A huge bear in the new monogram bestrides Marble Arch. The familiar horse and knight are out, replaced by a bold TB (Thomas Burberry) cleverly intertwined with a rescaled version of the Burberry check. Next came the announcement that he will collaborate later in the autumn on a capsule Burberry range with Vivienne Westwood. Then there’s the recent picture on Tisci’s Instagram of a Jackie Kennedy bouffanted lookalike in the most classic of beige Burberry macs: quintessence of bourgeoisie.

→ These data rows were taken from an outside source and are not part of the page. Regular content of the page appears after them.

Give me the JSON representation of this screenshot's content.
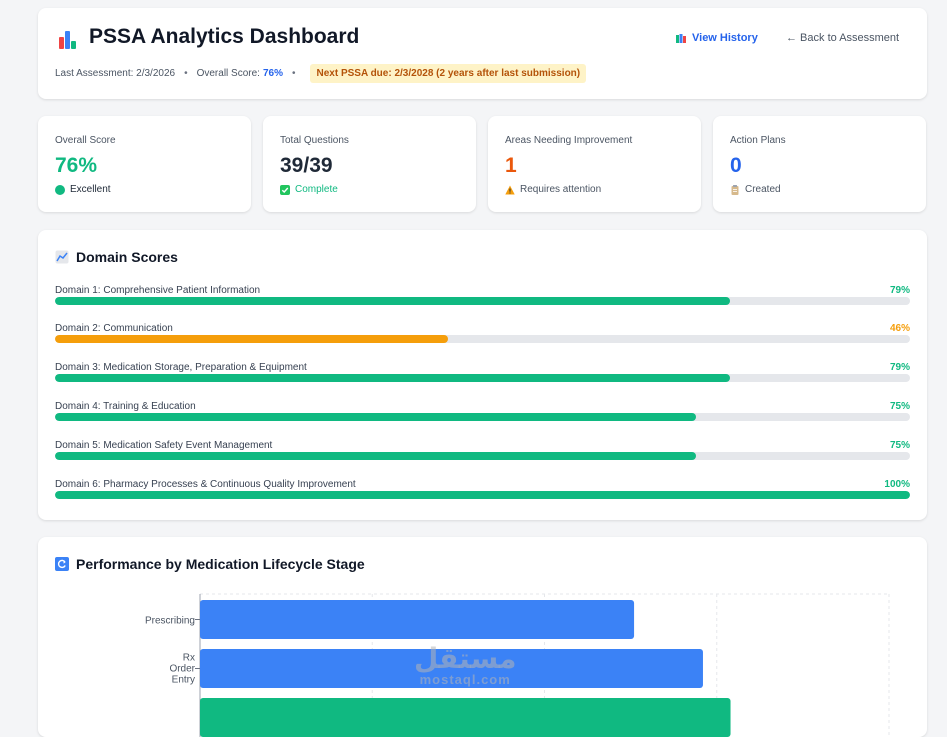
{
  "header": {
    "title": "PSSA Analytics Dashboard",
    "last_assessment": "Last Assessment: 2/3/2026",
    "overall_label": "Overall Score:",
    "overall_value": "76%",
    "due_badge": "Next PSSA due: 2/3/2028 (2 years after last submission)",
    "view_history": "View History",
    "back": "← Back to Assessment"
  },
  "stats": [
    {
      "label": "Overall Score",
      "value": "76%",
      "sub": "Excellent",
      "icon": "green-circle-icon",
      "color": "#10b981",
      "sub_color": "#1f2937"
    },
    {
      "label": "Total Questions",
      "value": "39/39",
      "sub": "Complete",
      "icon": "check-box-icon",
      "color": "#1f2937",
      "sub_color": "#10b981"
    },
    {
      "label": "Areas Needing Improvement",
      "value": "1",
      "sub": "Requires attention",
      "icon": "warning-icon",
      "color": "#ea580c",
      "sub_color": "#4b5563"
    },
    {
      "label": "Action Plans",
      "value": "0",
      "sub": "Created",
      "icon": "clipboard-icon",
      "color": "#2563eb",
      "sub_color": "#4b5563"
    }
  ],
  "domain_section": {
    "title": "Domain Scores",
    "items": [
      {
        "name": "Domain 1: Comprehensive Patient Information",
        "score": 79,
        "label": "79%",
        "color": "#10b981"
      },
      {
        "name": "Domain 2: Communication",
        "score": 46,
        "label": "46%",
        "color": "#f59e0b"
      },
      {
        "name": "Domain 3: Medication Storage, Preparation & Equipment",
        "score": 79,
        "label": "79%",
        "color": "#10b981"
      },
      {
        "name": "Domain 4: Training & Education",
        "score": 75,
        "label": "75%",
        "color": "#10b981"
      },
      {
        "name": "Domain 5: Medication Safety Event Management",
        "score": 75,
        "label": "75%",
        "color": "#10b981"
      },
      {
        "name": "Domain 6: Pharmacy Processes & Continuous Quality Improvement",
        "score": 100,
        "label": "100%",
        "color": "#10b981"
      }
    ]
  },
  "lifecycle_section": {
    "title": "Performance by Medication Lifecycle Stage"
  },
  "chart_data": {
    "type": "bar",
    "orientation": "horizontal",
    "categories": [
      "Prescribing",
      "Rx Order Entry"
    ],
    "values": [
      63,
      73
    ],
    "partial_third_bar_value": 77,
    "xlim": [
      0,
      100
    ],
    "grid": true,
    "colors": [
      "#3b82f6",
      "#3b82f6",
      "#10b981"
    ]
  },
  "watermark": {
    "line1": "مستقل",
    "line2": "mostaql.com"
  },
  "colors": {
    "accent": "#2563eb",
    "good": "#10b981",
    "warn": "#f59e0b",
    "alert": "#ea580c"
  }
}
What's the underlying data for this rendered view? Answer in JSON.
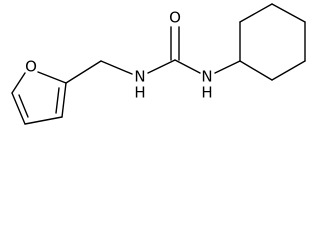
{
  "atoms": [
    {
      "symbol": "O"
    },
    {
      "symbol": "O"
    },
    {
      "symbol": "N",
      "hydrogen": "H"
    },
    {
      "symbol": "N",
      "hydrogen": "H"
    }
  ]
}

Coupled with Tisci’s talent for manipulating popular culture and its icons – he’s best friends with Katy Perry, Beyoncé and the Kardashians – it’s hardly surprising that there have been concerns about what he would do with a 170-year-old jewel, Britain’s oldest, most famous, most successful luxury fashion house, which generates around £2.3billion a year.
Which of these strands would he focus on? In the event, all of them. There were below-the-knee pleated librarian skirts, pussy bow blouses in trad Burberry checks, Dalmatian spot chiffon skirts and shirts and a plethora of delectable, waist-accentuating beige trenches – sliced not from the S&M leathers that some had predicted (at Givenchy, his previous home, Tisci forged a reputation for leathers with shades of S&M) but from unimpeachable gaberdines. There were leathers: toffee and camel coloured skirts, but also chic light wool, three-piece women’s trouser suits. He has vowed to bring Savile Row-worthy tailoring to Burberry, along with punk elements: “Who Killed Bambi” T-shirts (a Sex Pistols reference) mingled in this show with lean black goth-inspired evening gowns.
His tastes were no less catholic for men: City boys were well catered for with modern, relaxed tailored pieces. He’s good on street-wear too: cue jogging pants, graffitied trenches, drainpipes and deconstructed T-shirts, many with snatches of Shakespeare and Shakespearean characters on them. Passports dangled proudly from necks (in Tisci’s design manifesto they remain burgundy). The Burberry bag, previously a weak link, has clearly been upgraded and made recognisably luxury.
If it was panoramic in its references it was sweeping in its ambition. Tisci, a self-confessed anglophile, trained in London and then worked for the Monsoon chain before moving to Paris and Givenchy.
Like many outsiders, he’s fascinated by British extremes of conservatism and anarchy, freedom and repression, but smart enough to move beyond the clichés and to recognise that today’s consumers are consistent only in their inconsistency. “You can be punk today, rap tomorrow, chic at the weekend. I think the new Burberry can speak to all those tastes, generations and nations.”
If Christopher Bailey’s Burberry was soft focus, Brit-lite, Tisci’s will be tougher, albeit luxurious. Together with CEO Marco Gobbetti, with whom he works closely, Tisci has announced a rise in quality and commensurately, prices. Gritty, then, but expensive.